In Anzur's ideal scenario, more stations would hire journalists assigned to the Web site and would no longer withhold online versions of fast-breaking news stories. Often, stations don't want the piece on a Web site until it's been reported on the air. But with a news Web site, a breaking news story is the ideal place to use streaming video in an impactful way.

Holding back online updates is a big bone of contention for Anzur, who is certainly no stranger to fast-breaking stories.

She points to the example of a viewer hearing "a big explosion," and not wanting to wait until the news broadcast to find out what caused the blast and what the impact was. "Sometimes they get an article [on the site], but most of the time, they get no [streaming] video at all. It's a frustrating experience," Anzur says.

"When it comes to posting news updates on your site, I would think more in terms of a deadline every minute," she adds.

As to the streaming video itself, Anzur recommends posting clearly marked, selected highlights, as opposed to just shoveling the whole news broadcast up on the site.
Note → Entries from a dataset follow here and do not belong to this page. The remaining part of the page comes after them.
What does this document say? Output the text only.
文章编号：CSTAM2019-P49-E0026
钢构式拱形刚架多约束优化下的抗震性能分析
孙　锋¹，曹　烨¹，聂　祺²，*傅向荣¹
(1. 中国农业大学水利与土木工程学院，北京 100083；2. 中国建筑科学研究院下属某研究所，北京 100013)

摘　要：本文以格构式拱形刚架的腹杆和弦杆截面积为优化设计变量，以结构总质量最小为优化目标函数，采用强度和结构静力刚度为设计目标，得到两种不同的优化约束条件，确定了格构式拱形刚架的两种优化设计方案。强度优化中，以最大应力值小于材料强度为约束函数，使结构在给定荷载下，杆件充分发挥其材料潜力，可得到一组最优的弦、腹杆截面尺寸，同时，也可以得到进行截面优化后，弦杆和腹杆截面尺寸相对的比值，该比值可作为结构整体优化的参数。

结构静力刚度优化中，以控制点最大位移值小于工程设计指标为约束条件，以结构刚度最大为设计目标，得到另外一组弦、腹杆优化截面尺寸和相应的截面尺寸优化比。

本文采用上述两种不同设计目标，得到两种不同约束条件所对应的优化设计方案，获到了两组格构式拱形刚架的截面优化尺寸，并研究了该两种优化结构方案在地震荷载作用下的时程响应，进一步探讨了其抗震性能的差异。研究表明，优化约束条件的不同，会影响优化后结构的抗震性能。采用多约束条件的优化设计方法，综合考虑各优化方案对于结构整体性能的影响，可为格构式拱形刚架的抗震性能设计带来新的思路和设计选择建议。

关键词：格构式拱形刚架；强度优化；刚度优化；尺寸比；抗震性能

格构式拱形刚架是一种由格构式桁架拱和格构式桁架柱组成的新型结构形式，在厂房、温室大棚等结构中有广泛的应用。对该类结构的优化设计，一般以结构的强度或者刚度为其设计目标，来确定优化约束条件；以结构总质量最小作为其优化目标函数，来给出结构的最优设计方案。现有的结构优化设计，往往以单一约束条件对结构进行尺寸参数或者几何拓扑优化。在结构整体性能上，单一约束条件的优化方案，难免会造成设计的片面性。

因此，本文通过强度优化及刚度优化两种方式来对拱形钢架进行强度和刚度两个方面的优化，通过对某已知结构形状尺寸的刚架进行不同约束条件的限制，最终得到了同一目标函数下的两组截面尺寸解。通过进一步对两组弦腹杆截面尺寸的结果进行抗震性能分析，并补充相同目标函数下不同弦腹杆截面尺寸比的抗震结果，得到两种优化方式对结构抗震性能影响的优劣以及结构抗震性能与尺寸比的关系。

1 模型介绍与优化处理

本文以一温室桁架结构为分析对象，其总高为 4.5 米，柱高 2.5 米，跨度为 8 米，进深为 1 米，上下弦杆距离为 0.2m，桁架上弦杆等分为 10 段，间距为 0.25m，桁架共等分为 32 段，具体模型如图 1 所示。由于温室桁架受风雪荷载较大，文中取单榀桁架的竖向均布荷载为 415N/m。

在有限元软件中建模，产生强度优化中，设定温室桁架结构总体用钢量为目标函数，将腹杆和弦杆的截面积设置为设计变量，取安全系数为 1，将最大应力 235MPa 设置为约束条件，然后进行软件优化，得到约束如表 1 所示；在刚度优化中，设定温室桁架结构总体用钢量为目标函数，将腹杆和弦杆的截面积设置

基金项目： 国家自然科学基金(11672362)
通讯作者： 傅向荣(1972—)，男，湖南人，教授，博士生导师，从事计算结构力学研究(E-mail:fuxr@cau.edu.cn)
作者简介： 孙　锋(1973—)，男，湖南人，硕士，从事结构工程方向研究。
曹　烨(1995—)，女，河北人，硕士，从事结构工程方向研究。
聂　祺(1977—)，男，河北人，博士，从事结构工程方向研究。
And yes, there's the e-mail contact problem. Pointing to some of her own experiences, Anzur notes the breakdown of viewer-anchor communication that happens when a station does not post the e-mail addresses of its on-air journalists.

Too often, she feels the breakdown occurs because of what I call the "feedback" or "info@" problem. I am talking about the type of site that posts generic contact info, but fails to route the message to the right person because the Webmaster is too busy on other matters, or is not endowed with the viewer-communications gene.

"I want to know what viewers think," she declares.

The lack of universal dedication to making local-TV-news Web sites more newsworthy or attentive is borne out in a recent study by the Washington, D.C.-based Project for Excellence in Journalism.

The canvass found that 46% of 178 local stations received no new funding to enhance their sites in the last year, and that any improvements needed to come out of newsroom budgets.

Anzur, the news anchor-turned-academician sees a classic chicken-egg dynamic at play here. Local stations don't want to spend significant money and mindshare on their Web sites until the sites turn a profit. But it is hard to turn an overlooked stepchild into a profitable one.

Anzur likens this conundrum to "the early days of transitioning from radio to television news, when no one perceived television newscasts could make any money. They did radio on TV, with minimal visuals, until they finally realized your newscast can make money and brand your station."

Anzur intends to hammer this point home in Strangers in the Living Room, a book she is writing about the history of local television news.

Russell Shaw's column about Internet and interactive issues appears regularly.